Electrocatalytic CO₂ reduction (ECR) into value-added chemicals and fuels helps tackle the challenges of the energy crisis and global warming. However, this strategy relies heavily on the rational design of catalysts with high selectivity and activity towards C₂₊ products. Herein, we introduce a dual-engineering strategy using plasma-treated Cu₂O to synergistically enhance the material's catalytic performance for CO₂-to-C₂₊ conversion. We demonstrate that well-controlled plasma reduction treatment in an Ar/H₂ atmosphere can yield stable Cu₂O–Cu catalysts (Cu₂O–Ar/H₂) with Cu⁰/Cu⁺ interfaces, abundant grain boundaries, and a high density of oxygen vacancies.
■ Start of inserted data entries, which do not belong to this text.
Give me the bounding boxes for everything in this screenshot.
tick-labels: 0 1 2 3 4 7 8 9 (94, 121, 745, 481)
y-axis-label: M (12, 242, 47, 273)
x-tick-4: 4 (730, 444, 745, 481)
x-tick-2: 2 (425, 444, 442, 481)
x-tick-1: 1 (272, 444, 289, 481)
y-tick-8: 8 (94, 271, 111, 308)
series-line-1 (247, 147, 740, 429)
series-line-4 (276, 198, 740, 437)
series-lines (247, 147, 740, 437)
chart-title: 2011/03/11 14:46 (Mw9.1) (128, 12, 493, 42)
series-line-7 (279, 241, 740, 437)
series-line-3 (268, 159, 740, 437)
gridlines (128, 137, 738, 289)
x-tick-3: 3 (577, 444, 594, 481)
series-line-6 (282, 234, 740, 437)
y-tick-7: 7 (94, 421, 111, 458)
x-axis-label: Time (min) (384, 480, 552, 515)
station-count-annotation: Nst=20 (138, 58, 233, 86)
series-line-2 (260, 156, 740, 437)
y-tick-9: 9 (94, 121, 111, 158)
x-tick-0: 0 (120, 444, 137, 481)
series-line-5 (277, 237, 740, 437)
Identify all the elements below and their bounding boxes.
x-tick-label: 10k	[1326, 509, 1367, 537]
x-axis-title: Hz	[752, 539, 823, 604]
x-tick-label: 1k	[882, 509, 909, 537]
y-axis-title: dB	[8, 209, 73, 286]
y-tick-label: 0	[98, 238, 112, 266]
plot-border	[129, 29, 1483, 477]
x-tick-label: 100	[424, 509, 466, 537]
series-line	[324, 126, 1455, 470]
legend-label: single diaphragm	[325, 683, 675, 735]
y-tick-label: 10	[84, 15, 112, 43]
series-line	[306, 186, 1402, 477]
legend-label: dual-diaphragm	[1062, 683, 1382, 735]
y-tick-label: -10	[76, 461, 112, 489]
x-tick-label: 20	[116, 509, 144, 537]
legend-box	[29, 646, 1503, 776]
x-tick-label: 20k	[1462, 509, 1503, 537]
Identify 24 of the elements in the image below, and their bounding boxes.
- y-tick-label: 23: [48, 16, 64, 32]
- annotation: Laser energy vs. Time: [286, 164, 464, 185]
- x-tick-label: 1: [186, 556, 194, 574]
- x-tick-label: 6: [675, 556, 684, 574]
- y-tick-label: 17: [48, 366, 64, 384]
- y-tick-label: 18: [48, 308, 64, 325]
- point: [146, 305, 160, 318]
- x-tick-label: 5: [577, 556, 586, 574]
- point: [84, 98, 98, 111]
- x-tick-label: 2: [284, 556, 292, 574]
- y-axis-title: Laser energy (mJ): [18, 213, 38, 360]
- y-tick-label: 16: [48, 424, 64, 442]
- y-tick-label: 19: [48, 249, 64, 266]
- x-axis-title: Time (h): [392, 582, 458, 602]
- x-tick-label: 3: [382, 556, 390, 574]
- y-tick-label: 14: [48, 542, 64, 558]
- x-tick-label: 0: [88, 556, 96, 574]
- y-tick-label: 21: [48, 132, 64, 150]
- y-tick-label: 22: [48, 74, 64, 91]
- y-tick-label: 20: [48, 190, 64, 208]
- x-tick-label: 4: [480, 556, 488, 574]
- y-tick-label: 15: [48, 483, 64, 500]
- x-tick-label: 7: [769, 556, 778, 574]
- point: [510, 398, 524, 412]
Cu₂O–Ar/H₂ delivers an impressive 81.2% faradaic efficiency for C₂₊ products at an industrial current density of 100 mA cm⁻². Performance comparisons show that plasma pre-reduction treatment samples outperform the in situ reduced Cu₂O sample during ECR. Theoretical calculations reveal that the well-defined Cu⁰/Cu⁺ interfaces optimize intermediate adsorption and the oxygen vacancies provide multiple active sites for C–C coupling. This work establishes a correlation between plasma treatment-generated active sites and high C₂₊ product selectivity. Our work also demonstrates that this facile, scalable, standardized and controllable material preparation method can effectively promote the large-scale application of high-activity ECR catalysts.